Vou falar sobre a estratégica da inimizade. Estava assistindo o noticiário, e deparei-me com as brigas no Senado Federal e na Câmera dos Deputados. Se bem compreendi, há neles um valor em ter inimigos: dito brevemente, em proceder e extrair vantagens com o partido oposto. Em política, quis-se sempre a aniquilação dos inimigos. Antigamente, mandava-os à forca; mas, na modernidade, agora há uma vantagem em que os inimigos subsistam. No âmbito político, a inimizade se tornou mais do que uma estratégia: quase todos os partidos se dão conta de que, para a sua própria autoconservação, lhes interessa que o partido oposto não perca forças. O exemplo disso são as discórdias de fachadas do PT com os partidos minoritários.

Especialmente, por exemplo, no Senado Federal, tem-se uma maior necessidade de inimigos que de amigos: só na antítese sobrevivem Renan Calheiros (PMDB) e Randolfe Rodrigues (Psol), só na antítese sobrevivem a direita e a esquerda. Aqui, os políticos têm compreendido o seu valor. Eles sobrevivem pelo preço de serem ricos em contradições; só se permanece no poder na condição de que a alma não se relaxe, não deseje a honra, mas o jogo...

A aspiração à honra, à aspiração cristã, não lhes causa inveja alguma. Ao contrário: só se sentem bem com a moral ruminante e a sebosidade da consciência culpada.

Renuncia-se à vida quando se renuncia à honra... No entanto, para este século, desde logo, a honra não é mais do que um mal-entendido. A honra tornou-se sinônimo de um arremedo de moralidade, ou de religiosidade descompromissada, como se o homem íntegro não tivesse qualquer utilidade.

As discórdias de fachadas dos partidos refletem a permanência da mentira, a primeira sombra que traz a escuridão, qualquer espécie de escuridão. Um sinal de que o ar está podre. Este ar podre se chama pragmatismo, e ele fede. É a agitação do maquinador, para o qual todas as coisas têm um sabor e que está à espera. É a conjuntura que se segue a uma intensa satisfação da paixão dominante, o sentimento de bem estar próprio de uma saciedade rara. A debilidade psicopática da vontade, dos apetites e dos vícios mais primitivos. A esperteza, persuadida pela ganância, a ataviar-se com adornos parlamentares. O advento de uma certeza, mesmo de uma certeza terrível, após uma tensão e tortura prolongadas devidas à incerteza. A expressão da maquinação e a maestria na oratória, a respiração ofegante, a alcançada sensação de domínio... Honra? Não. Unicamente uma espécie de exacerbação do “Eu”.

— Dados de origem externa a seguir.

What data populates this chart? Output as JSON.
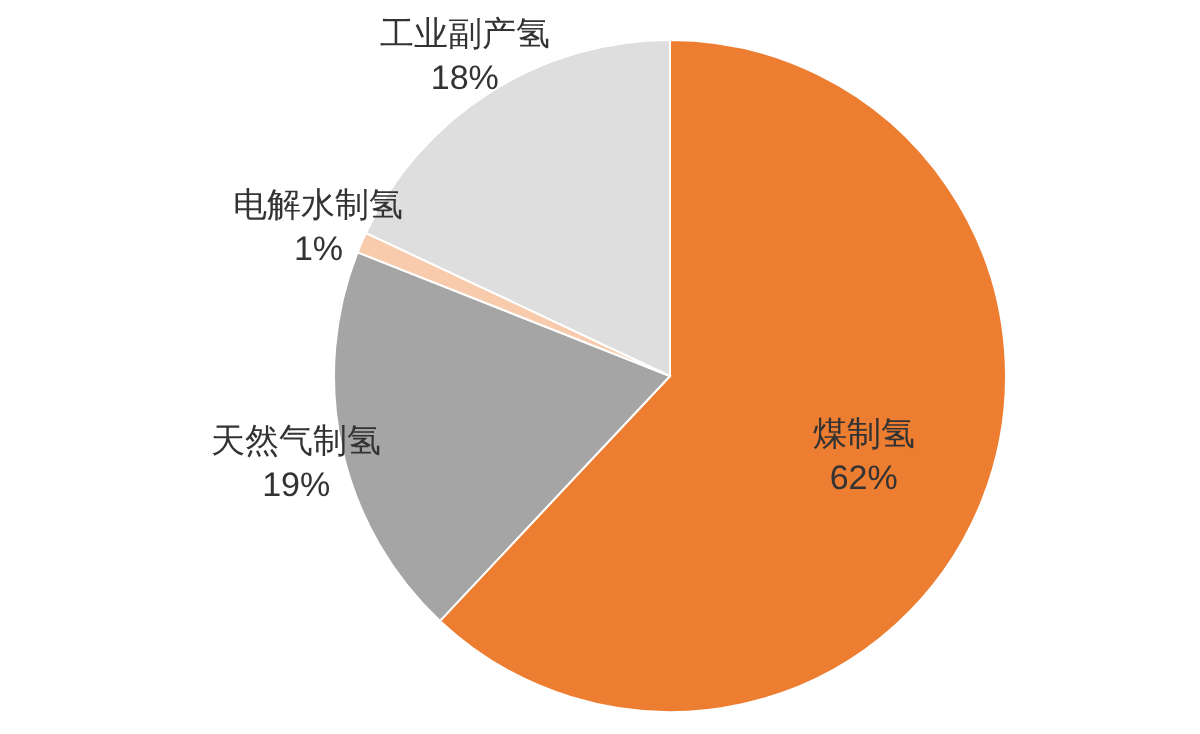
{
  "chart_data": {
    "type": "pie",
    "categories": [
      "煤制氢",
      "天然气制氢",
      "电解水制氢",
      "工业副产氢"
    ],
    "values": [
      62,
      19,
      1,
      18
    ],
    "colors": [
      "#ed7d31",
      "#a5a5a5",
      "#f8cbad",
      "#dedede"
    ],
    "value_labels": [
      "62%",
      "19%",
      "1%",
      "18%"
    ],
    "legend": false
  }
}
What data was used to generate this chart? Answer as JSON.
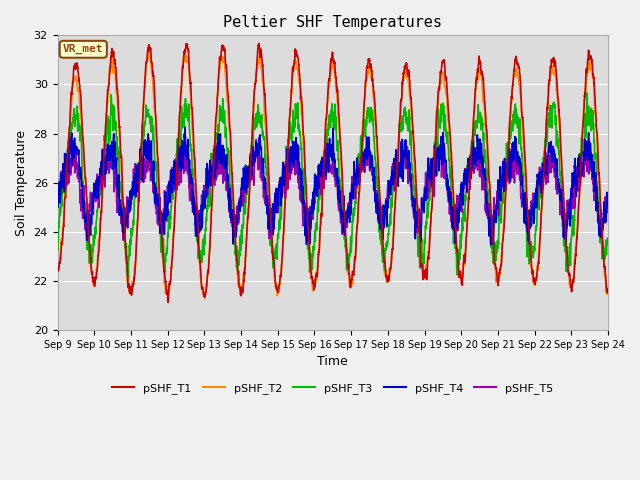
{
  "title": "Peltier SHF Temperatures",
  "xlabel": "Time",
  "ylabel": "Soil Temperature",
  "ylim": [
    20,
    32
  ],
  "xlim": [
    0,
    15
  ],
  "x_tick_labels": [
    "Sep 9",
    "Sep 10",
    "Sep 11",
    "Sep 12",
    "Sep 13",
    "Sep 14",
    "Sep 15",
    "Sep 16",
    "Sep 17",
    "Sep 18",
    "Sep 19",
    "Sep 20",
    "Sep 21",
    "Sep 22",
    "Sep 23",
    "Sep 24"
  ],
  "y_ticks": [
    20,
    22,
    24,
    26,
    28,
    30,
    32
  ],
  "plot_bg": "#dcdcdc",
  "fig_bg": "#f0f0f0",
  "annotation_text": "VR_met",
  "annotation_box_color": "#ffffcc",
  "annotation_border_color": "#8b4513",
  "series_colors": {
    "pSHF_T1": "#cc0000",
    "pSHF_T2": "#ff8c00",
    "pSHF_T3": "#00bb00",
    "pSHF_T4": "#0000cc",
    "pSHF_T5": "#9900aa"
  },
  "lw": 1.2
}
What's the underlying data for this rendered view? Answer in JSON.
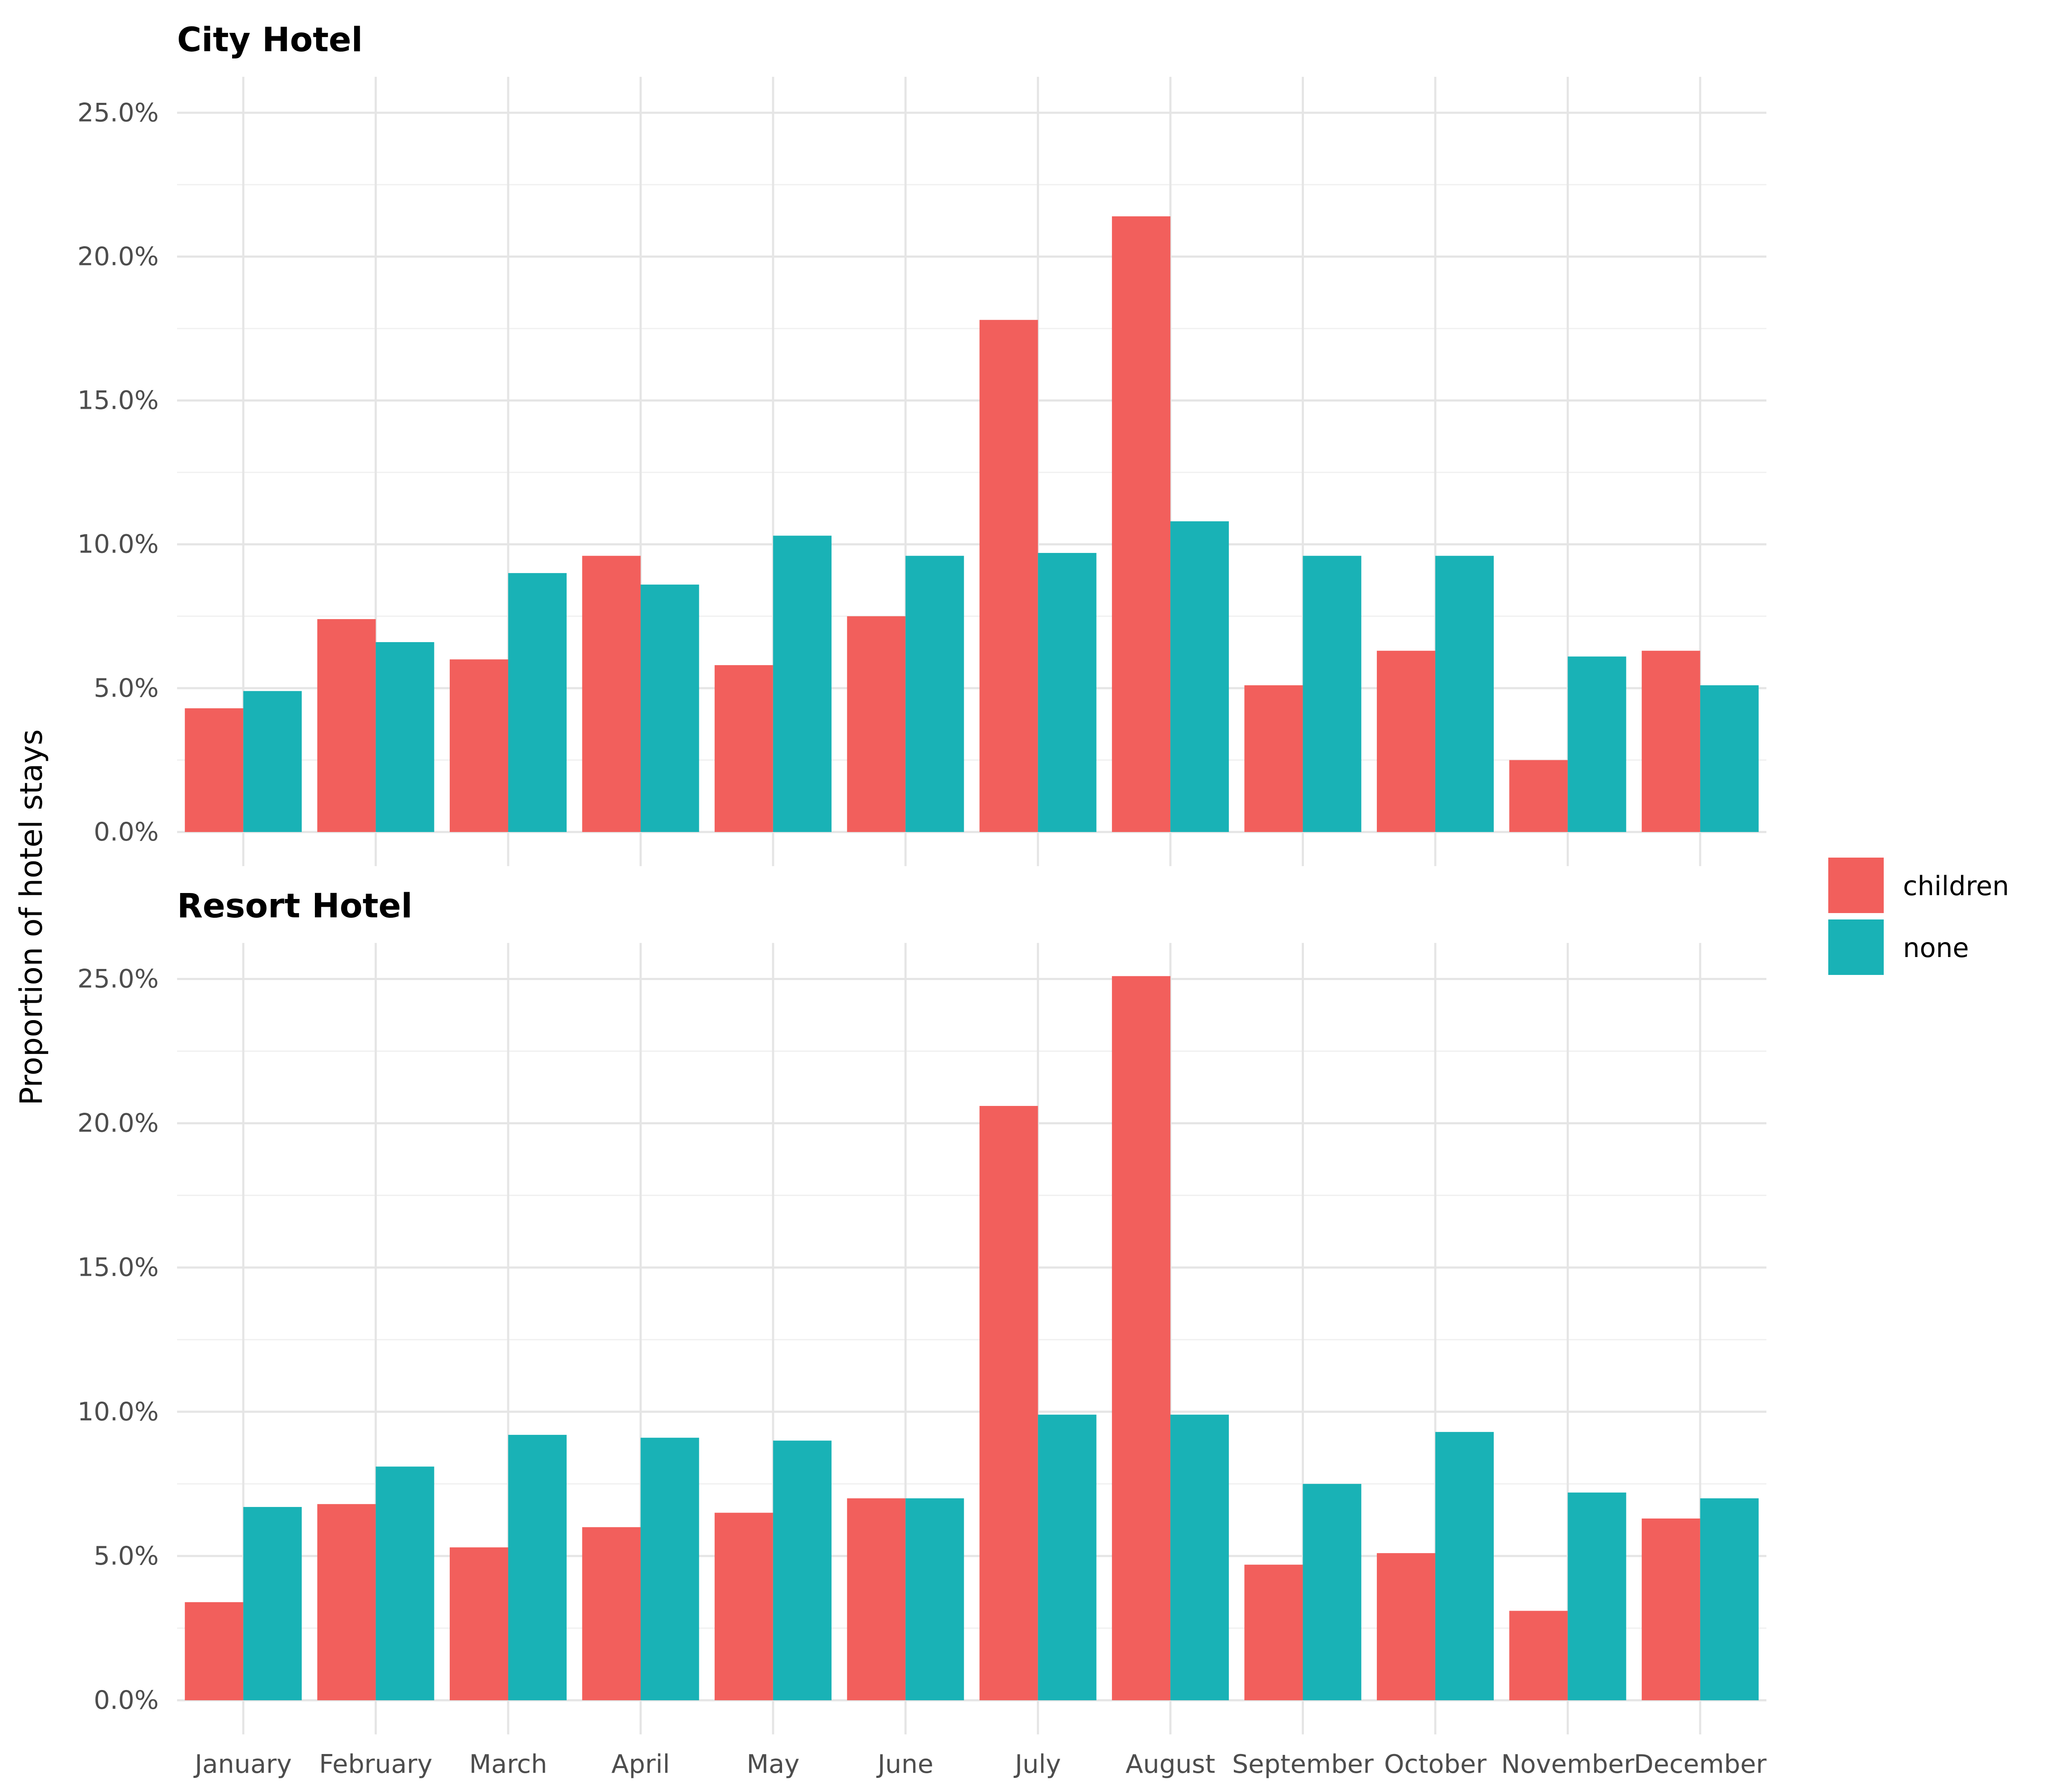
{
  "chart_data": [
    {
      "type": "bar",
      "title": "City Hotel",
      "categories": [
        "January",
        "February",
        "March",
        "April",
        "May",
        "June",
        "July",
        "August",
        "September",
        "October",
        "November",
        "December"
      ],
      "series": [
        {
          "name": "children",
          "values": [
            4.3,
            7.4,
            6.0,
            9.6,
            5.8,
            7.5,
            17.8,
            21.4,
            5.1,
            6.3,
            2.5,
            6.3
          ]
        },
        {
          "name": "none",
          "values": [
            4.9,
            6.6,
            9.0,
            8.6,
            10.3,
            9.6,
            9.7,
            10.8,
            9.6,
            9.6,
            6.1,
            5.1
          ]
        }
      ],
      "ylabel": "Proportion of hotel stays",
      "yticks": [
        "0.0%",
        "5.0%",
        "10.0%",
        "15.0%",
        "20.0%",
        "25.0%"
      ],
      "ylim": [
        0,
        26.25
      ]
    },
    {
      "type": "bar",
      "title": "Resort Hotel",
      "categories": [
        "January",
        "February",
        "March",
        "April",
        "May",
        "June",
        "July",
        "August",
        "September",
        "October",
        "November",
        "December"
      ],
      "series": [
        {
          "name": "children",
          "values": [
            3.4,
            6.8,
            5.3,
            6.0,
            6.5,
            7.0,
            20.6,
            25.1,
            4.7,
            5.1,
            3.1,
            6.3
          ]
        },
        {
          "name": "none",
          "values": [
            6.7,
            8.1,
            9.2,
            9.1,
            9.0,
            7.0,
            9.9,
            9.9,
            7.5,
            9.3,
            7.2,
            7.0
          ]
        }
      ],
      "ylabel": "Proportion of hotel stays",
      "yticks": [
        "0.0%",
        "5.0%",
        "10.0%",
        "15.0%",
        "20.0%",
        "25.0%"
      ],
      "ylim": [
        0,
        26.25
      ]
    }
  ],
  "axis": {
    "ylabel": "Proportion of hotel stays",
    "month_labels": [
      "January",
      "February",
      "March",
      "April",
      "May",
      "June",
      "July",
      "August",
      "September",
      "October",
      "November",
      "December"
    ]
  },
  "legend": {
    "position": "right",
    "items": [
      {
        "label": "children",
        "color": "#F25F5C"
      },
      {
        "label": "none",
        "color": "#19B2B6"
      }
    ]
  },
  "colors": {
    "children": "#F25F5C",
    "none": "#19B2B6",
    "grid_major": "#E5E5E5",
    "grid_minor": "#F0F0F0"
  }
}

Vou reduzir o Senado Federal a um princípio. Todo o naturalismo em política, quero dizer, toda a política insana está regida por um instinto da vida: o de sobrevivência. A lei do mais forte. Uma coisa diferente no caminho significa o aniquilamento. A política natural, ou seja, quase toda a política, até agora ensinada, venerada e pregada, dirige-se, assim, precisamente contra as leis de Deus – ela condena Deus, por vezes encoberta, por vezes ruidosa e insolente. Ela é uma grande inimiga do cristianismo.

Ao criarem inimigos de fachadas, os parlamentares dizem sim aos sentimentos mais baixos e mais mesquinhos da vida e consideram Deus inimigo da vida...

O macaco de Darwin para quem o Senado Federal tem o seu ídolo é o ideal evoluído. Lembro-me que uma vez Nietzsche disse em seu livro (O Crepúsculo dos Ídolos) que “A vida acaba onde começa o reino de Deus”... Mas, é por que Nietzsche não viveu até 2013. A vida acaba onde começa o reino de Darwin.